Flathead Lake is surrounded by two picturesque roadways that run down its curved coastline and is located in a scenic area of Montana, about 48 km southwest of Glacier National Park. The U.S. Route 93 runs along the west side, and Route 35 runs along the east. The Mission Mountains and Salish Mountains both border the lake's eastern and western shores, respectively. With the Pacific Ocean over 640 km to the west, the Flathead valley, which was created by the glacial damming of the Flathead River, experiences a very moderate temperature for an area located this far north. Flathead Lake also contains several islands, of which Wild Horse Island, covering 2,164 acres, is the biggest one.

History Of Flathead Lake

This body of water was formerly called "Salish Lake," after the Salish Indians. They were referred to as the Flathead Indians by early European explorers like David Thompson due to a misunderstanding of early Native American sign language. It is a popular myth that the word comes from a head-flattening custom more prevalent among tribes like the Chinook. There is however no proof that the Salish ever practiced this tradition. The Salish were primarily relocated to the Flathead Indian Reservation, situated at the lake's southern end, since the late 19th century. The Kerr Dam, which provides hydroelectricity, was built in 1930 near the mouth of Flathead Lake on Polson Bay. The dam slightly raised the lake's level.

Ecology Of Flathead Lake

A gull at a beach in Polson, Montana, looking out at Flathead Lake
A gull at a beach in Polson, Montana, looking out at Flathead Lake.

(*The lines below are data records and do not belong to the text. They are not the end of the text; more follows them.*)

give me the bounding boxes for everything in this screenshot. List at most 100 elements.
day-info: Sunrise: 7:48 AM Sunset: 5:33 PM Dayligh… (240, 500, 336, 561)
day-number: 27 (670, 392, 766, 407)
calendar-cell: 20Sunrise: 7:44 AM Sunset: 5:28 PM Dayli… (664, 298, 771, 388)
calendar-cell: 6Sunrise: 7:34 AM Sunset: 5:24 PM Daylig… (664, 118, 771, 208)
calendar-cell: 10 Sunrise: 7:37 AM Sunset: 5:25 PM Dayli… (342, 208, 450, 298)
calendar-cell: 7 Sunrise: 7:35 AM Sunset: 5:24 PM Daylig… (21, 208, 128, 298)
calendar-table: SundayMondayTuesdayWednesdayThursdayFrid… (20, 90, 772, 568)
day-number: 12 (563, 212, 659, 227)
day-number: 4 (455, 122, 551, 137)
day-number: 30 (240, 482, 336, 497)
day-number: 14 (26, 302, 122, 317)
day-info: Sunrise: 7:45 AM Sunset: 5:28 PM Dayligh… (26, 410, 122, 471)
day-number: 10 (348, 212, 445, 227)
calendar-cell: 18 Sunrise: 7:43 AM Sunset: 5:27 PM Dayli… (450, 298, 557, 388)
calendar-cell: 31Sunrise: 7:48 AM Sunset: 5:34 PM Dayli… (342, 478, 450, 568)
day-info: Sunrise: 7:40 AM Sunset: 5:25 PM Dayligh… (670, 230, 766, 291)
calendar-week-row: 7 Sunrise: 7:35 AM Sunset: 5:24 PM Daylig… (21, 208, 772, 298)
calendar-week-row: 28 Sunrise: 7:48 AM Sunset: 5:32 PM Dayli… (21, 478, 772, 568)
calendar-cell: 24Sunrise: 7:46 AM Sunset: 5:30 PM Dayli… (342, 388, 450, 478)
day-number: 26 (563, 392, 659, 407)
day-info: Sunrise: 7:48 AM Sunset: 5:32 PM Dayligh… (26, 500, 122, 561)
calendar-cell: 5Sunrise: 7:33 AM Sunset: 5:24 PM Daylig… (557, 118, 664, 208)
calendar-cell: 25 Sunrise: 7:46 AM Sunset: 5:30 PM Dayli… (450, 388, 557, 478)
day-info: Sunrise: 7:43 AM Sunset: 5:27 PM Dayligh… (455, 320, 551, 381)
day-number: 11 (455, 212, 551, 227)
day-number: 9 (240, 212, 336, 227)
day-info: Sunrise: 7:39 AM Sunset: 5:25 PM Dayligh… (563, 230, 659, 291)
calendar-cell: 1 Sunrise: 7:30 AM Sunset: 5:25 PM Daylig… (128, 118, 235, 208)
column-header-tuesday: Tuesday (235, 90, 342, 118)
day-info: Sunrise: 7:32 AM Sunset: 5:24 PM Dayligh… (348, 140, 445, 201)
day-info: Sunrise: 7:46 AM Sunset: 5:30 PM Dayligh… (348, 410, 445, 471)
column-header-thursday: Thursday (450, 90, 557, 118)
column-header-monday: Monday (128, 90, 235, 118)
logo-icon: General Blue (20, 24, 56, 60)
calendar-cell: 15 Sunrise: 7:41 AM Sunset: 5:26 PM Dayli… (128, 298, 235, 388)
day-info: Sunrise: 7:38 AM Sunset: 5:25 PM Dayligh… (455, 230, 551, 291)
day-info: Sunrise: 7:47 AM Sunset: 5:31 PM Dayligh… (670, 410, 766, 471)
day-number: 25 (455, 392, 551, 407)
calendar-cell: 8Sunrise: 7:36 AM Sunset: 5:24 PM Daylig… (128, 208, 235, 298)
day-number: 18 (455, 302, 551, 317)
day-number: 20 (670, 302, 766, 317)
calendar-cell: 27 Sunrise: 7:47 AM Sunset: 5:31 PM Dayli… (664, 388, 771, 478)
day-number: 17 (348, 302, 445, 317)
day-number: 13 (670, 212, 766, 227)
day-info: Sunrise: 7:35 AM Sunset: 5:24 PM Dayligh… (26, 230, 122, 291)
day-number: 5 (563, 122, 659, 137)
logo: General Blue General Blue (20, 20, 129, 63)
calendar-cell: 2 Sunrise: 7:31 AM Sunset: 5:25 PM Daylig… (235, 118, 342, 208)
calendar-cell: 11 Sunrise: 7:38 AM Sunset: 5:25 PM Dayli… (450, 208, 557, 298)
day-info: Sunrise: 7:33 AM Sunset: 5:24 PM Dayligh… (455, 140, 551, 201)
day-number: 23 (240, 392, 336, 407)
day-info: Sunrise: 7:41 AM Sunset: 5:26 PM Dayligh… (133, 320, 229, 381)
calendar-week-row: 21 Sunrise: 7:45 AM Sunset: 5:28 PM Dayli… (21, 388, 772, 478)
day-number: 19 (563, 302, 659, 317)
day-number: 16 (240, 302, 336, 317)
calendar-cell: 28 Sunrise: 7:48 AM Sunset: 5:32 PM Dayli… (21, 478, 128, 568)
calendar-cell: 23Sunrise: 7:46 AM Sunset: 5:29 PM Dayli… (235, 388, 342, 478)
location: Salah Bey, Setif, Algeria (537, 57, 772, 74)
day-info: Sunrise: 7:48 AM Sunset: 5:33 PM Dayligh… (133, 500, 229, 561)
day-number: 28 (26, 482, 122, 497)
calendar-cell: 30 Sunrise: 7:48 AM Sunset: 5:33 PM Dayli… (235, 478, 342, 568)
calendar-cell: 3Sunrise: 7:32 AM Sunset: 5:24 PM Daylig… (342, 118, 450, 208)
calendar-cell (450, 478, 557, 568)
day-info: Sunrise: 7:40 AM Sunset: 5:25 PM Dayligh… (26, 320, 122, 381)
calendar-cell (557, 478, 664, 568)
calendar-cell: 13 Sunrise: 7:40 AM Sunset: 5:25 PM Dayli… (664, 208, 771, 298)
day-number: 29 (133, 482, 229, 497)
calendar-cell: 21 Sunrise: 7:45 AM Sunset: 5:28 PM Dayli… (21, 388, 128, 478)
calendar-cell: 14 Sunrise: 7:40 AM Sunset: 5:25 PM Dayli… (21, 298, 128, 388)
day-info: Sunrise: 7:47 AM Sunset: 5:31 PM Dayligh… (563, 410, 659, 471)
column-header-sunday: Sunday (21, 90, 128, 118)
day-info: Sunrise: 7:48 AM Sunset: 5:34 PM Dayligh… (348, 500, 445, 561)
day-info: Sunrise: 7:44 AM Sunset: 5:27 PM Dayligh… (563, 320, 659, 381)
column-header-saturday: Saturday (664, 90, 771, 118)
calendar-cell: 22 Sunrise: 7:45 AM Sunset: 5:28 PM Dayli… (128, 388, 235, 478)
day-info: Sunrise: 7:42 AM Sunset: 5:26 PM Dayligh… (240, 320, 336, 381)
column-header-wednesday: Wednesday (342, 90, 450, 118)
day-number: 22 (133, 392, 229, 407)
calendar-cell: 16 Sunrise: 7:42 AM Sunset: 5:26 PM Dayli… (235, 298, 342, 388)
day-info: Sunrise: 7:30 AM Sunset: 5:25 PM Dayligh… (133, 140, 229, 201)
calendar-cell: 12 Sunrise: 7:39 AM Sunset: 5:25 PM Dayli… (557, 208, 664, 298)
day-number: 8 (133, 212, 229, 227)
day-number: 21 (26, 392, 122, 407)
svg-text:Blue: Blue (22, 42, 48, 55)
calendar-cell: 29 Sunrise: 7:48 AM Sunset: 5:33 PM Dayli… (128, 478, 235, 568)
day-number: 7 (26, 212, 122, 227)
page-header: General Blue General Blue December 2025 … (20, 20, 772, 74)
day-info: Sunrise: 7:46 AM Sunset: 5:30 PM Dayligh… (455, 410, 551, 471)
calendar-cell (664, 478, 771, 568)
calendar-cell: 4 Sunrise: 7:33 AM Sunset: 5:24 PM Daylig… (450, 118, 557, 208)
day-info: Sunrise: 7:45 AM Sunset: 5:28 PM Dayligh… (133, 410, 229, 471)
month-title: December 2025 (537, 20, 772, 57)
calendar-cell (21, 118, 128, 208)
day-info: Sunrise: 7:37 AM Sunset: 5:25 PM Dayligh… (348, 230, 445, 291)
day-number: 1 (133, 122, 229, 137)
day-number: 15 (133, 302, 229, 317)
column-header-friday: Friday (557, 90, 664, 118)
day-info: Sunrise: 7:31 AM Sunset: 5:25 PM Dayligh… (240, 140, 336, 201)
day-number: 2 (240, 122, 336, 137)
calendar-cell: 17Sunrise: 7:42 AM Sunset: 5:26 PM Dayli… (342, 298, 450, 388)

Along with non-native lake trout, yellow perch, and lake whitefish, the Flathead Lake is home to native bull trout, and cutthroat trout. According to locals, other aquatic wildlife, including sturgeon and the Flathead Lake Monster, have also been spotted in the lake. The Montana Department of Fish, Wildlife, and Parks planted the non-native opossum shrimp in the Flathead drainage basin to promote the generation of kokanee salmon. This whole process played a part in the lowering of the population of local trout species.

Threats To Flathead Lake

The harmful effects of nitrogen and phosphorus on lakes may change their crystal-clear, pure waters. Researchers at the University of Montana's Flathead Lake Biological Station have studied nearly 40 years' worth of nutrient dynamics in Flathead Lake. This rare dataset, compiled by the FLBS Flathead Monitoring Program, shows a persistent nitrogen and phosphorus imbalance that probably has important biological effects in Flathead Lake and surrounding bodies of water. Flathead Lake is extremely vulnerable to nutrient additions caused by people because of the low background level of naturally occurring nutrients. 

Concerns were expressed in the 1970s and 1980s about such nutrient imports into Flathead Lake that were caused by people and the ensuing algae blooms. Following this, measures to reduce nutrient levels in the Flathead watershed were implemented, as a result of research by FLBS scientists. These measures included one of the nation's most thorough bans on phosphorus-containing laundry detergents and a multimillion-dollar upgrade of regional wastewater treatment facilities.